Karena itulah, surat ini akan aku
titipkan kepada angin atau kepada hujan.
Ibu tercinta. Sengaja kutulis
surat ini dengan perlahan dan dalam kesendirian. Hanya ditemani kupu-kupu yang
hinggap di pucuk asoka kembang. Sengaja pula kutulis surat ini dengan tinta yang
warnanya tidak akan pudar agar rindu ini
abadi
hingga kita bertemu lagi suatu saat nanti.
Tanpa
kusadari, setitik air mata membasah di ujung kertas. Air mata ini bukanlah air
mata kesedihan atau penyesalan. Bukan pula air mata kekecewaan. Air mata ini
adalah mata air kerinduan. Rinduku
kepadamu. Sepotong kerinduan yang tetap tersimpan dalam sukma. Sepotong kerinduan
yang akan tetap ada dan selalu ada di sini, pada dada ini. Maafkan aku, anakmu,
yang tidak bisa menjagamu. Maafkan aku anakmu yang tidak mampu berbakti
meskipun sebenarnya aku sangat menginginkannya. Dalam anganku, ada hasrat untuk
menjadi anak yang pantas kaubanggakan. Menjadi anak yang selalu ada di pelukmu. Akan tetapi, harapan ini telah lama dikebiri
dan mati.
Ibuku
tersayang dan selalu kusayang. Kadang di tengah kebahagiaanku terbang melintasi bintang-bintang, ada
juga rasa perih jika mengingat semua peristiwa yang pernah kita alami dulu. Peristiwa
yang tidak pernah aku mengerti dan tidak sanggup aku pahami hingga detik ini.
Saat itu, masih kuingat
dengan pasti meskipun waktu telah sekian lama berlalu. Walau
dalam gelap dan sunyi, aku merasakan betapa Ibu sangat mencintai dan menyayangiku.

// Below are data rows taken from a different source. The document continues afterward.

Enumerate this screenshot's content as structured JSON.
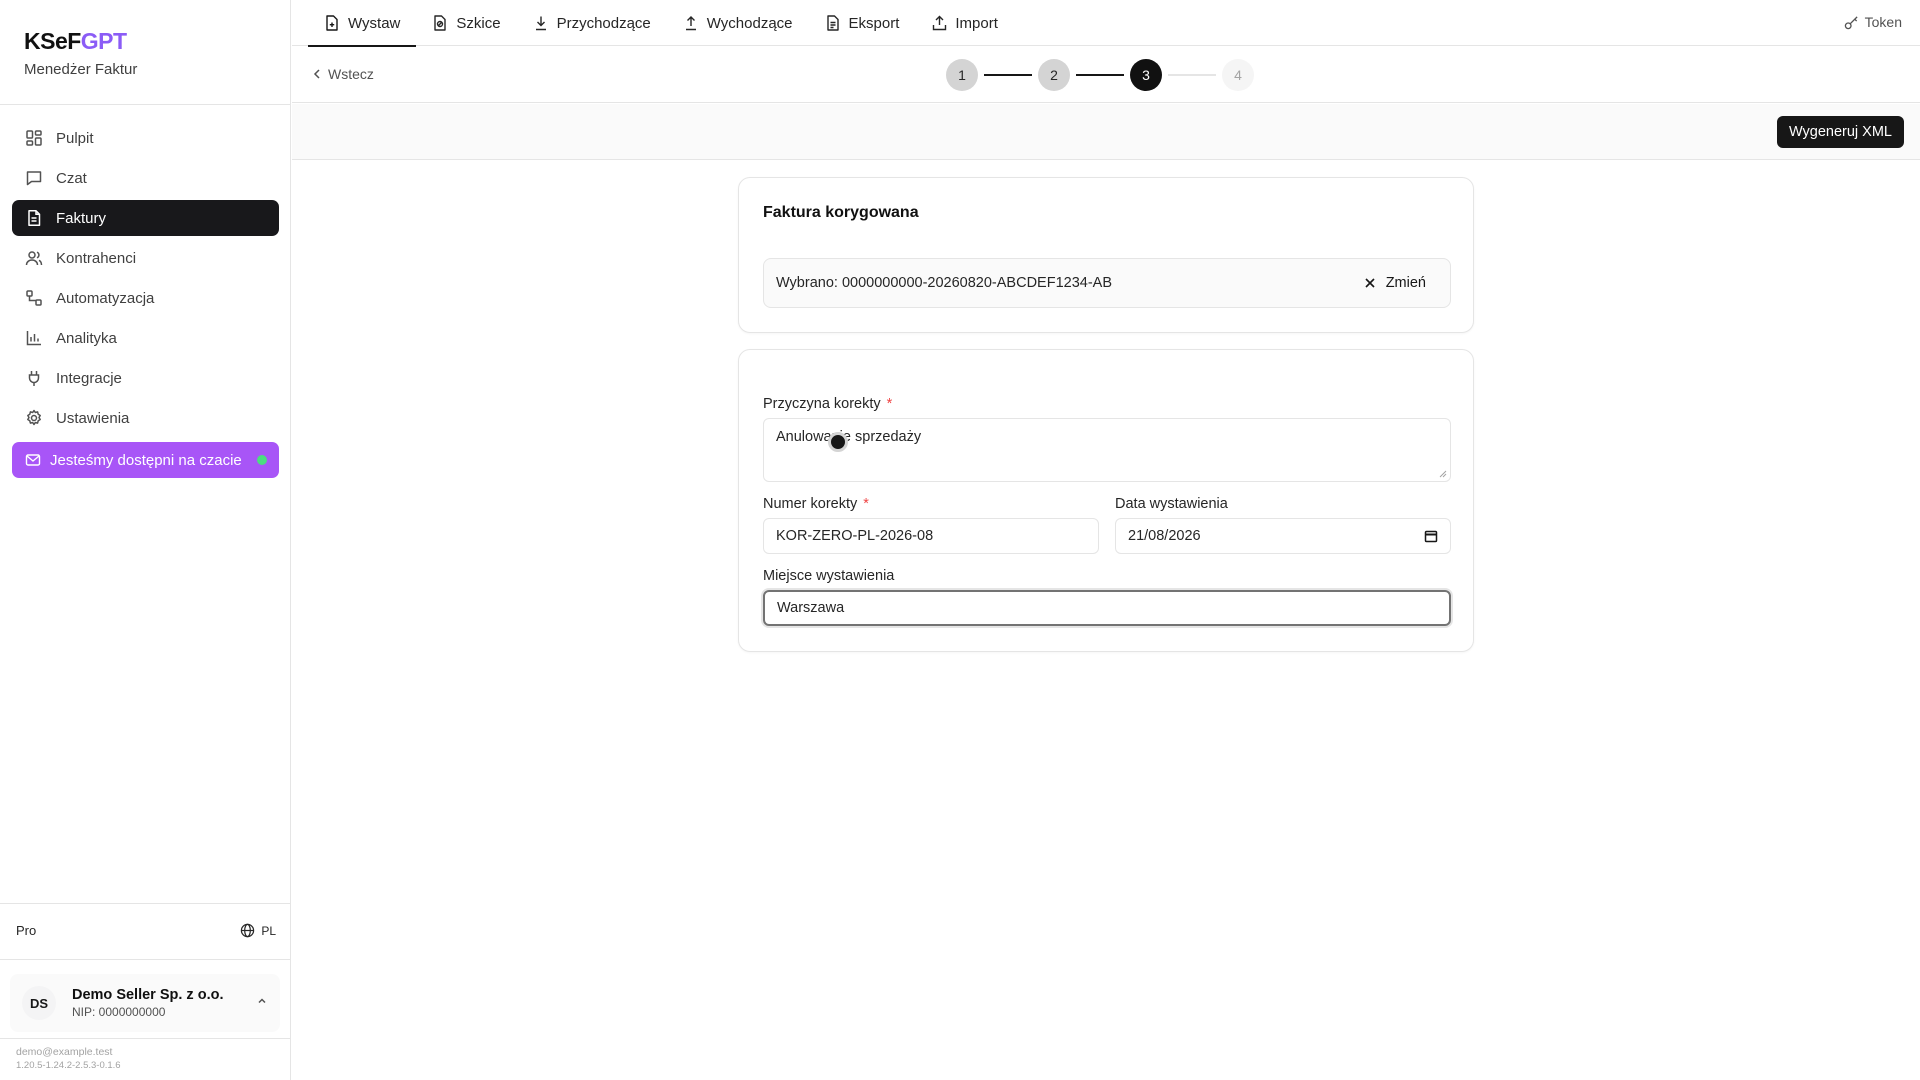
{
  "brand": {
    "name_main": "KSeF",
    "name_accent": "GPT",
    "subtitle": "Menedżer Faktur",
    "accent_color": "#8b5cf6"
  },
  "sidebar": {
    "items": [
      {
        "label": "Pulpit",
        "icon": "dashboard-icon"
      },
      {
        "label": "Czat",
        "icon": "chat-icon"
      },
      {
        "label": "Faktury",
        "icon": "invoice-icon",
        "active": true
      },
      {
        "label": "Kontrahenci",
        "icon": "users-icon"
      },
      {
        "label": "Automatyzacja",
        "icon": "workflow-icon"
      },
      {
        "label": "Analityka",
        "icon": "chart-icon"
      },
      {
        "label": "Integracje",
        "icon": "plug-icon"
      },
      {
        "label": "Ustawienia",
        "icon": "gear-icon"
      }
    ],
    "chat_cta": {
      "label": "Jesteśmy dostępni na czacie",
      "color": "#a855f7",
      "status_color": "#4ade80"
    },
    "plan": "Pro",
    "language": "PL",
    "account": {
      "initials": "DS",
      "name": "Demo Seller Sp. z o.o.",
      "nip": "NIP: 0000000000"
    },
    "footer_email": "demo@example.test",
    "footer_version": "1.20.5-1.24.2-2.5.3-0.1.6"
  },
  "tabs": [
    {
      "label": "Wystaw",
      "icon": "file-plus-icon",
      "active": true
    },
    {
      "label": "Szkice",
      "icon": "draft-icon"
    },
    {
      "label": "Przychodzące",
      "icon": "download-icon"
    },
    {
      "label": "Wychodzące",
      "icon": "upload-icon"
    },
    {
      "label": "Eksport",
      "icon": "export-icon"
    },
    {
      "label": "Import",
      "icon": "import-icon"
    }
  ],
  "token_label": "Token",
  "back_label": "Wstecz",
  "stepper": {
    "steps": [
      "1",
      "2",
      "3",
      "4"
    ],
    "current": 3
  },
  "generate_label": "Wygeneruj XML",
  "corrected_invoice": {
    "title": "Faktura korygowana",
    "selected_text": "Wybrano: 0000000000-20260820-ABCDEF1234-AB",
    "change_label": "Zmień"
  },
  "form": {
    "reason": {
      "label": "Przyczyna korekty",
      "required_mark": "*",
      "value": "Anulowanie sprzedaży"
    },
    "number": {
      "label": "Numer korekty",
      "required_mark": "*",
      "value": "KOR-ZERO-PL-2026-08"
    },
    "date": {
      "label": "Data wystawienia",
      "value": "21/08/2026"
    },
    "place": {
      "label": "Miejsce wystawienia",
      "value": "Warszawa"
    }
  }
}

Sering sekali ibu mengajakku bercanda di saat aku terjaga. Sering pula Ibu
mendongeng tentang kancil, buaya, atau keledai. Ibu juga sering bercerita
tentang wanginya anyelir jingga dan indahnya malam di puncak purnama. Kadang
sayup-sayup kudengar Ibu menyanyikan satu tembang lalu membelaiku di saat aku
mulai terlelap. Tapi maaf, Bu! Aku sering tertidur meskipun tembang dan dongeng itu belum usai.
Ketika
aku terbangun dari tidur yang entah berapa jam, aku lupa, badanku terasa segar.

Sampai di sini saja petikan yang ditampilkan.